Cosi fan tutte – Zeit

Cosi fan tutteOh, diese bösen Jungs
Die Zeit, 10.11.2005

Die frischeste Essenz, die bei Friedrich Schirmers Hamburger Theaterstart zu spüren war, kam aus Berlin: Mozarts „Cosi fan tutte“, von der Neuköllner Oper übernommen. Mit zwei Flügeln, vierhändig gespielt, und sechs starken Sängerkomödianten, entsteht eine schwule Variation von Mozarts tiefgründigem Spiel um die Treue.

Keine Frauen in Sicht. Es herrscht die wohlig-triste Homogenität der Boulevardkomödie. So wie auf dem Boulevard die Bürger unter sich sind, herrschen auch hier: Einmütigkeit, Chic, Eleganz, Wohlstand, Müßiggang, flache Probleme, steil empfunden. Jedoch, in der Hetero-Liebeskomödie bleiben die Liebenden einander fremd: Sie kommen von verschiedenen Planeten, sie werden einander nie verstehen. Dieses dauernde Scheitern am anderen System funktioniert als Motor der Handlung. Der Dreisprung von Durchschauen, Verzeihen und erneutem Misstrauen hält die heteroerotische Komödie in ewiger Bewegung.

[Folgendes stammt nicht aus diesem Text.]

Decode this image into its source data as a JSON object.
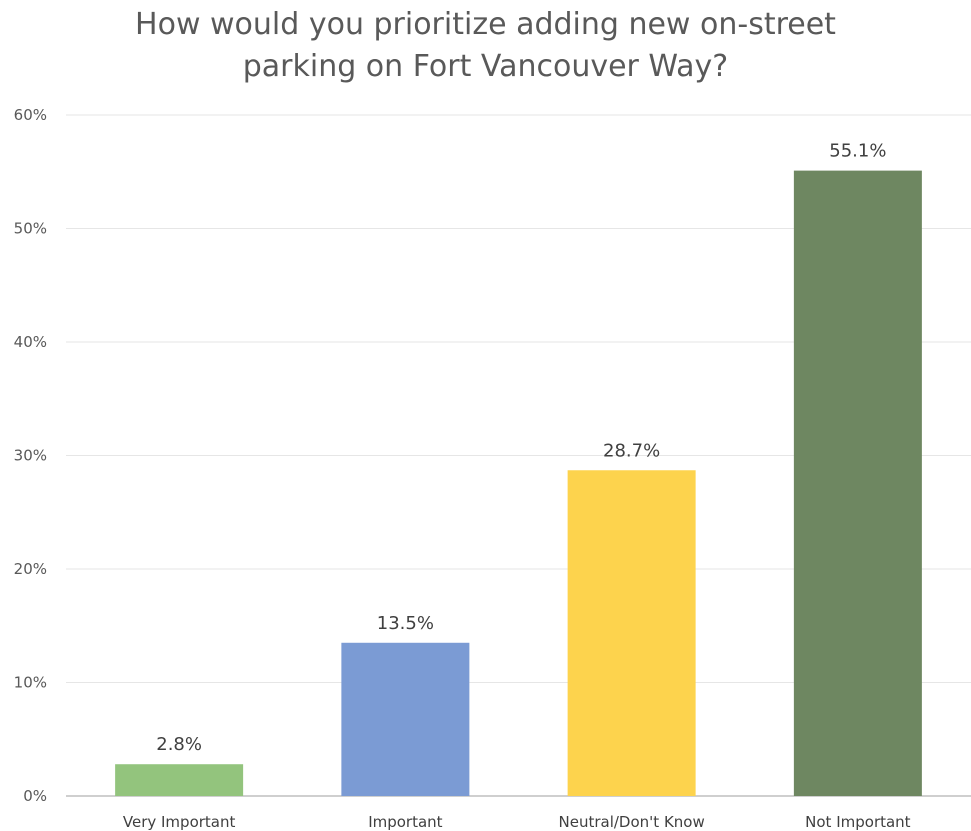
{
  "chart_data": {
    "type": "bar",
    "title_lines": [
      "How would you prioritize adding new on-street",
      "parking on Fort Vancouver Way?"
    ],
    "categories": [
      "Very Important",
      "Important",
      "Neutral/Don't Know",
      "Not Important"
    ],
    "values": [
      2.8,
      13.5,
      28.7,
      55.1
    ],
    "data_labels": [
      "2.8%",
      "13.5%",
      "28.7%",
      "55.1%"
    ],
    "colors": [
      "#93c47d",
      "#7b9bd4",
      "#fdd34d",
      "#6e8761"
    ],
    "ylim": [
      0,
      60
    ],
    "yticks": [
      0,
      10,
      20,
      30,
      40,
      50,
      60
    ],
    "ytick_labels": [
      "0%",
      "10%",
      "20%",
      "30%",
      "40%",
      "50%",
      "60%"
    ],
    "grid": true,
    "legend": "none"
  }
}
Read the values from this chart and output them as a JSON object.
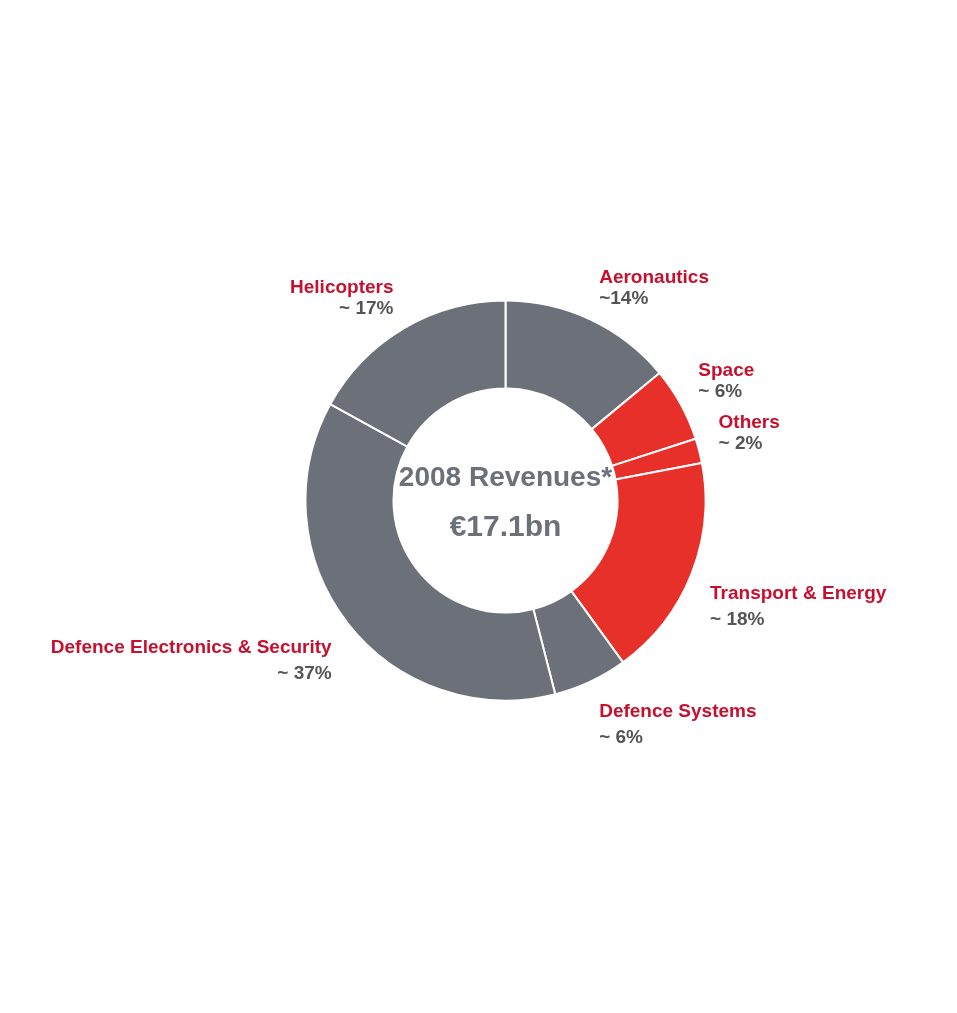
{
  "chart_data": {
    "type": "donut",
    "title": "2008 Revenues*",
    "subtitle": "€17.1bn",
    "categories": [
      "Aeronautics",
      "Space",
      "Others",
      "Transport & Energy",
      "Defence Systems",
      "Defence Electronics & Security",
      "Helicopters"
    ],
    "values": [
      14,
      6,
      2,
      18,
      6,
      37,
      17
    ],
    "value_labels": [
      "~14%",
      "~ 6%",
      "~ 2%",
      "~ 18%",
      "~ 6%",
      "~ 37%",
      "~ 17%"
    ],
    "colors": [
      "#6b7079",
      "#e8302a",
      "#e8302a",
      "#e8302a",
      "#6b7079",
      "#6b7079",
      "#6b7079"
    ]
  }
}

In der homoerotischen Komödie dagegen haben Liebende miteinander zu tun, die sich längst verstanden und durchschaut haben. Alle suchen und verfehlen hier – sich selbst. Diese kleine Hamburger Oper ist ein helles Spiel, das die Erfüllungsspirale der Komödie ins Schwindlig-Leere laufen lässt. Es weiß vom Ende mehr als die großen Todesfeste, die derzeit das Schauspielhaus beherrschen.